We now know what the buzzing voices were all about, even though for several seasons we were lead to believe they were harbingers of the Others. Michael makes his apology, and Hurley’s cool with that. “Don’t get yourself killed.” Not bad advice from someone who did. Of course, the message is drummed home by having Hurley find Dostoevsky’s Notes from the Underground in Ilana’s pack. Michael is sending notes from the underground. “Dead people are more reliable than alive people,” Hurley explains.

First Ilana, and then the Black Rock. Miles chides him for not warning his friends what he was planning to do. “I did say, ‘run,'” Hurley responds.

Hurley’s the man now. Hurley’s in charge. Even Jack is listening to Hurley, because Jacob is telling him the way things should be. Except when he isn’t, and then Hurley has to wing it. He’s grown more self assured, telling Richard he doesn’t have to prove anything to him. Then he draws the line in the sand “You can either come with me or you can keep blowing stuff up.” Only three people select Option B, and Jack confesses how hard it is for him to sit back and let other people tell him what to do. Jack has given up the mantle of leadership and I think he’s secretly relieved. He sure looks happier. I liked the way Kate smiled at him, too, when Hurley showed up, waving a torch he stole from Jeff Probst on Survivor, to confront the MiB. He’s almost as laid back as Island Desmond.
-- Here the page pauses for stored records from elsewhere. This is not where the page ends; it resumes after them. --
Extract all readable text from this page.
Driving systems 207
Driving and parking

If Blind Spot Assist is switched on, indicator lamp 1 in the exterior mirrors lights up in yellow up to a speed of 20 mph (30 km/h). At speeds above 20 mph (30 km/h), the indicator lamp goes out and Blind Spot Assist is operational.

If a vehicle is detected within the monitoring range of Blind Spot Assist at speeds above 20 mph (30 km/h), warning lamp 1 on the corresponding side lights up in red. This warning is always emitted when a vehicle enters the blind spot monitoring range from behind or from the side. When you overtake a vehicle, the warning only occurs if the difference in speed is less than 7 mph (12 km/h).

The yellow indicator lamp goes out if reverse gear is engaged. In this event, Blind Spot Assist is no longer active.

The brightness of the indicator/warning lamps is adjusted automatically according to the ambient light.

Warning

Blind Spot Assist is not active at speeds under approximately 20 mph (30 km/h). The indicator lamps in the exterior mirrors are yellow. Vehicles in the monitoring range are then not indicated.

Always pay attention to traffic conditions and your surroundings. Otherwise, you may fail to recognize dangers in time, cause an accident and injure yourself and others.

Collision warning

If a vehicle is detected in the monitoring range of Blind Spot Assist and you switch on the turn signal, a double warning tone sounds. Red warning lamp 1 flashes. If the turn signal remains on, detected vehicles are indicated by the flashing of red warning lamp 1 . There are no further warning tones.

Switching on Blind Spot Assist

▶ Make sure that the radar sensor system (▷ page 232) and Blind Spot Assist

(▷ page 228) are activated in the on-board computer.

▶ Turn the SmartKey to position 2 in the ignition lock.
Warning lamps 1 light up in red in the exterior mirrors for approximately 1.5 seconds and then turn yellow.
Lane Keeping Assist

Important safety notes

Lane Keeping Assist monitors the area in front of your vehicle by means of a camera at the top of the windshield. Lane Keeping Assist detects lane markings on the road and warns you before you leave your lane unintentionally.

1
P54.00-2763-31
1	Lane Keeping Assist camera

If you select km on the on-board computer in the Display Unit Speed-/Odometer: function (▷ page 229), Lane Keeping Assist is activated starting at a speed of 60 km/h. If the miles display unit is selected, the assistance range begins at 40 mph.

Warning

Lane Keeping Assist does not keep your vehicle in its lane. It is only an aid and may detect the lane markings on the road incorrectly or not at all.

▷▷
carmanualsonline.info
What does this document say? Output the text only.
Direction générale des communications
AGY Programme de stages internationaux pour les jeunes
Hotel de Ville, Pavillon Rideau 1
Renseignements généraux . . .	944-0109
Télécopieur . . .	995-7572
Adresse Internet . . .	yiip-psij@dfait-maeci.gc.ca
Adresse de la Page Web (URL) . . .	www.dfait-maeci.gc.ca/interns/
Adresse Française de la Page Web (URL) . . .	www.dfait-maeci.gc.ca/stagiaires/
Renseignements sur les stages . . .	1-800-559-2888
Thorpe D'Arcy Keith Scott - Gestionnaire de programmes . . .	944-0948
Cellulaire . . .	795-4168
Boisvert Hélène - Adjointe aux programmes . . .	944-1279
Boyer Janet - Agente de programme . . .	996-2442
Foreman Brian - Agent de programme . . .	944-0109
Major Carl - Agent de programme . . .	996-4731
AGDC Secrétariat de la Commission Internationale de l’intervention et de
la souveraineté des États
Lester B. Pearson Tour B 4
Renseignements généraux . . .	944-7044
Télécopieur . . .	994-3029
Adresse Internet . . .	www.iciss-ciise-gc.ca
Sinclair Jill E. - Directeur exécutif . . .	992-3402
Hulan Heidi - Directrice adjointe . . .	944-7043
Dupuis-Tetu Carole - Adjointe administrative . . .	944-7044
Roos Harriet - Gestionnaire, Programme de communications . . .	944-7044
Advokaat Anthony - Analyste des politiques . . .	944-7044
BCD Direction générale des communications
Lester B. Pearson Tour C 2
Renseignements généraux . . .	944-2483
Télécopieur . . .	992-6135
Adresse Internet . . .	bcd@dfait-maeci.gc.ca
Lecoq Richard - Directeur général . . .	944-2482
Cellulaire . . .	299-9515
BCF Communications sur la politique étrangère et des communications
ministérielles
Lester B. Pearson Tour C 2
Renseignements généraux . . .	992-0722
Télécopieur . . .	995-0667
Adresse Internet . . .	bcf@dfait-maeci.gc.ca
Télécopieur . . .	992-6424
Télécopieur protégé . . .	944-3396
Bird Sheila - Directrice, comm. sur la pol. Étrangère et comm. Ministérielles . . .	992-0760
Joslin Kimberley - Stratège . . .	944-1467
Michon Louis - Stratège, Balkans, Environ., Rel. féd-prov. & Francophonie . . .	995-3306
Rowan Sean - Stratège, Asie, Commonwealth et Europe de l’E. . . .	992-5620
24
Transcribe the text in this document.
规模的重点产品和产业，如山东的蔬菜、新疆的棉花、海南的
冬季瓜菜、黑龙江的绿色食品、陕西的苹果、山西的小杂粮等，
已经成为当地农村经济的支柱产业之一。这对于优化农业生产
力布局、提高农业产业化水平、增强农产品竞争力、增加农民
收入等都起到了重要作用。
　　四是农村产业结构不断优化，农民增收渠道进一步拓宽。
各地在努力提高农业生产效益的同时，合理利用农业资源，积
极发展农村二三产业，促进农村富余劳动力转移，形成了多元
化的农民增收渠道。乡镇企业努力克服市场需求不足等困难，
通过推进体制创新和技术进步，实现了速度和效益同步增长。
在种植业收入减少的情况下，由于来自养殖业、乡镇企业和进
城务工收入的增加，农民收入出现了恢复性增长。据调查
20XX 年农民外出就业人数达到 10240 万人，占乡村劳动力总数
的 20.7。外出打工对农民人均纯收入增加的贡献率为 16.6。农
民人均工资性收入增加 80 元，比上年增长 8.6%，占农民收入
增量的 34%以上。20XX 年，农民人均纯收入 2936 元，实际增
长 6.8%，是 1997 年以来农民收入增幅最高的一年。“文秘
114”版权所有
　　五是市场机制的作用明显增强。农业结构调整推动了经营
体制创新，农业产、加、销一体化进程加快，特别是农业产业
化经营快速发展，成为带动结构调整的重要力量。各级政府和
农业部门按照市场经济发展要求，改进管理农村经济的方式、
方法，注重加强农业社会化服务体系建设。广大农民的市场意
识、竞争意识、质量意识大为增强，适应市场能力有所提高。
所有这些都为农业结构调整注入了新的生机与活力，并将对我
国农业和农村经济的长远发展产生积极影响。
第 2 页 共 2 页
Aw, Libby and Hurley finally get to have the date Hurley was planning before Michael went off the reservation and shot her in the gut. The psych ward looked pretty much the same as before–even the same game of Connect Four. No sign of Dave, though, right? As much as this being Hurley’s story, it was also Desmond’s. In the sideways world, he’s acting like the secret matchmaker from a show like Fantasy Island, except Mr. Roark never ran anyone down. Whoa–who saw that coming? To be fair, it was a kind of karmic retribution. You throw me down the well in one world and I’ll mow you down like a dog in the street in another. I don’t think that either one of them is dead, and perhaps Sideways Locke will have, via a near death experience, some kind of epiphany that will have implications for the MiB. (To whom Hurley uttered the immortal lines, “Um, hey, I don’t know who you are, dude, but what do you want?”)

Any theories on who the kid in the jungle is? The one Fake-Locke told Desmond to ignore. He’s bigger than before, right? Older? Perhaps the vessel of Jacob developing and waiting to be refilled by whoever takes over his job?

By the end of the episode, we see yet another example of the nature of the sideways universe. Hurley thinks he has the thing that he wants (not to be cursed) but he doesn’t have what he really wants–the thing he lost on the island. Given freedom of choose, what will the individual characters ultimately choose for themselves. I believe that will be the take-home message from the show. Like Ben choosing to go with Ilana when he was presented with that option.